Russia had never previously reported the use of this ballistic missile in the two conflicts where it is belligerent, Ukraine and Syria, although it has been deployed many times in exercises since the first successful test in 2018.
Konashenkov said Russian forces also used the anti-ship Bastion missile system to strike Ukrainian military facilities near the Black Sea port of Odesa.
UK military: Kremlin 'failing' its objectives
In its latest military intelligence update on Ukraine, the British Ministry of Defence says the Kremlin has so far failed to achieve any of its objectives from the invasion.

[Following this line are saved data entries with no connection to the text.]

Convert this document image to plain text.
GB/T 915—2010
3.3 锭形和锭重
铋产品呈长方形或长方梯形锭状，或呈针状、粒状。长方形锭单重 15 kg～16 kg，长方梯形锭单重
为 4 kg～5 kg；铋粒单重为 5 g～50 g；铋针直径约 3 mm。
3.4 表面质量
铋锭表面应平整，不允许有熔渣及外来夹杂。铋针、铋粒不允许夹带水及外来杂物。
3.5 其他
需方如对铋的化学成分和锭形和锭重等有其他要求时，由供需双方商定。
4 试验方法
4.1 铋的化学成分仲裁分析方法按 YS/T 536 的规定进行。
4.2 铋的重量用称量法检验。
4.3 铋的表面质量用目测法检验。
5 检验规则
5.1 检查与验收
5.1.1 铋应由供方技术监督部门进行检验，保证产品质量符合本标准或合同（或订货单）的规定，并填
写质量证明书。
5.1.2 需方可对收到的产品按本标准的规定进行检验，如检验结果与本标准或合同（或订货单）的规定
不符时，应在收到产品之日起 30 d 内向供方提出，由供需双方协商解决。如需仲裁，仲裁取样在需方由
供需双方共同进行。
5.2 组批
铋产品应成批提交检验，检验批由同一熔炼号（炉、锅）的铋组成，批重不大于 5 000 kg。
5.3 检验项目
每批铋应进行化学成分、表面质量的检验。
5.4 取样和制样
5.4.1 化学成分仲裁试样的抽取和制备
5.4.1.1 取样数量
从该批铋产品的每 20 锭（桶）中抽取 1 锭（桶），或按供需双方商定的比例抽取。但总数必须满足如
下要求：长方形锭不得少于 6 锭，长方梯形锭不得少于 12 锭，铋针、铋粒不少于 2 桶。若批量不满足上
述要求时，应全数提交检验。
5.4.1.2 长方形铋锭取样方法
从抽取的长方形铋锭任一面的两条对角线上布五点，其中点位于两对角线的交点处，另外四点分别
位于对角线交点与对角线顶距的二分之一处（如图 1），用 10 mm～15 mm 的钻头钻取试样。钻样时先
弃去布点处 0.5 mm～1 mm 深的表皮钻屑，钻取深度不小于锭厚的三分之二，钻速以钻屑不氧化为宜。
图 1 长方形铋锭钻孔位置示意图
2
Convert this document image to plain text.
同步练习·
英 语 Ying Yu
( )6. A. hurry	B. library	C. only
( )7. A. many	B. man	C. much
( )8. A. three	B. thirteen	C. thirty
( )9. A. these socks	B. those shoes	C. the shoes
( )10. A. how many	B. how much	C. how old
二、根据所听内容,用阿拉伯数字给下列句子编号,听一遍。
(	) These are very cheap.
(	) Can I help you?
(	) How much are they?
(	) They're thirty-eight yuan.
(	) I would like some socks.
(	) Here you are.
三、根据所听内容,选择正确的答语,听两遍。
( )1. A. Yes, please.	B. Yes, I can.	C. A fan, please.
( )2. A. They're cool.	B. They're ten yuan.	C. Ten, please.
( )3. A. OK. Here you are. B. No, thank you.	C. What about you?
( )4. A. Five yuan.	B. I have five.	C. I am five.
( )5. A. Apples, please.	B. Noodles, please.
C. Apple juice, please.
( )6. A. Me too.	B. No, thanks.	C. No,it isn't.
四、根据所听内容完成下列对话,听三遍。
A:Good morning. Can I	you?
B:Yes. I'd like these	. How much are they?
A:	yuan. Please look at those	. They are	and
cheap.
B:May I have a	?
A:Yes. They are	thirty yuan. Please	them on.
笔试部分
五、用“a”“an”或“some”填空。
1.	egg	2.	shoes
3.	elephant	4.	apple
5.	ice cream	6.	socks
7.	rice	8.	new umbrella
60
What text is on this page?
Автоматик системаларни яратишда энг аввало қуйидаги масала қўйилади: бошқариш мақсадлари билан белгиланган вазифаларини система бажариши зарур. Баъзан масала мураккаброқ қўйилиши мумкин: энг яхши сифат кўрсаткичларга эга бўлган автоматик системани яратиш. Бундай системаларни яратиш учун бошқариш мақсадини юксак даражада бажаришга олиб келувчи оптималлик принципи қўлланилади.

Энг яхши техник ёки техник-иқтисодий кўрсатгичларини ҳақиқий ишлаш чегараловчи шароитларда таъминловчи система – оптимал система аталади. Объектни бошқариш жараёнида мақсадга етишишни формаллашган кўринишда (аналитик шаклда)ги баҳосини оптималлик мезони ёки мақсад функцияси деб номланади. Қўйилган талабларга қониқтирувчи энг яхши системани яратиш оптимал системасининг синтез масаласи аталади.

Posting online early Saturday morning, the MoD said Russia has been "surprised by the scale and ferocity of Ukrainian resistance".
The ministry says Russian forces are now "pursuing a strategy of attrition" which is "likely to involve the indiscriminate use of firepower" against civilian casualties and destruction of Ukrainian infrastructure.
Read their full thread here:
Zelenskyy calls for peace talks and demands "territorial integrity" is restored.
Ukrainian President Volodymyr Zelenskyy has called for comprehensive peace talks with Moscow to stop its invasion of his homeland, without delay. In a late night video message, he said if the war continued, Russia would take generations to recover from its losses.
"I want everyone to hear me now, especially in Moscow. The time has come for a meeting, it is time to talk," he said early on Saturday. "The time has come to restore territorial integrity and justice for Ukraine. Otherwise, Russia's losses will be such that it will take you several generations to recover."
Zelenskyy accused Russian forces of blockading Ukraine's largest cities to create a “humanitarian catastrophe” with the aim of persuading Ukrainians to cooperate with them. He said Russians were preventing supplies from reaching surrounded cities in the centre and southeast of the country.
“This is a totally deliberate tactic,” Zelenskyy said in his nighttime video address to the nation, filmed outside in Kyiv, with the presidential office in the lamplight behind him.
Zelenskyy also said more than 130 survivors have been rescued from the rubble of a theatre in Mariupol, which Ukrainian authorities have accused Moscow of "knowingly" bombing on Wednesday. The president said more than 1,000 people had taken shelter there. There was no confirmation of the number of possible deaths, and rescue efforts were continuing.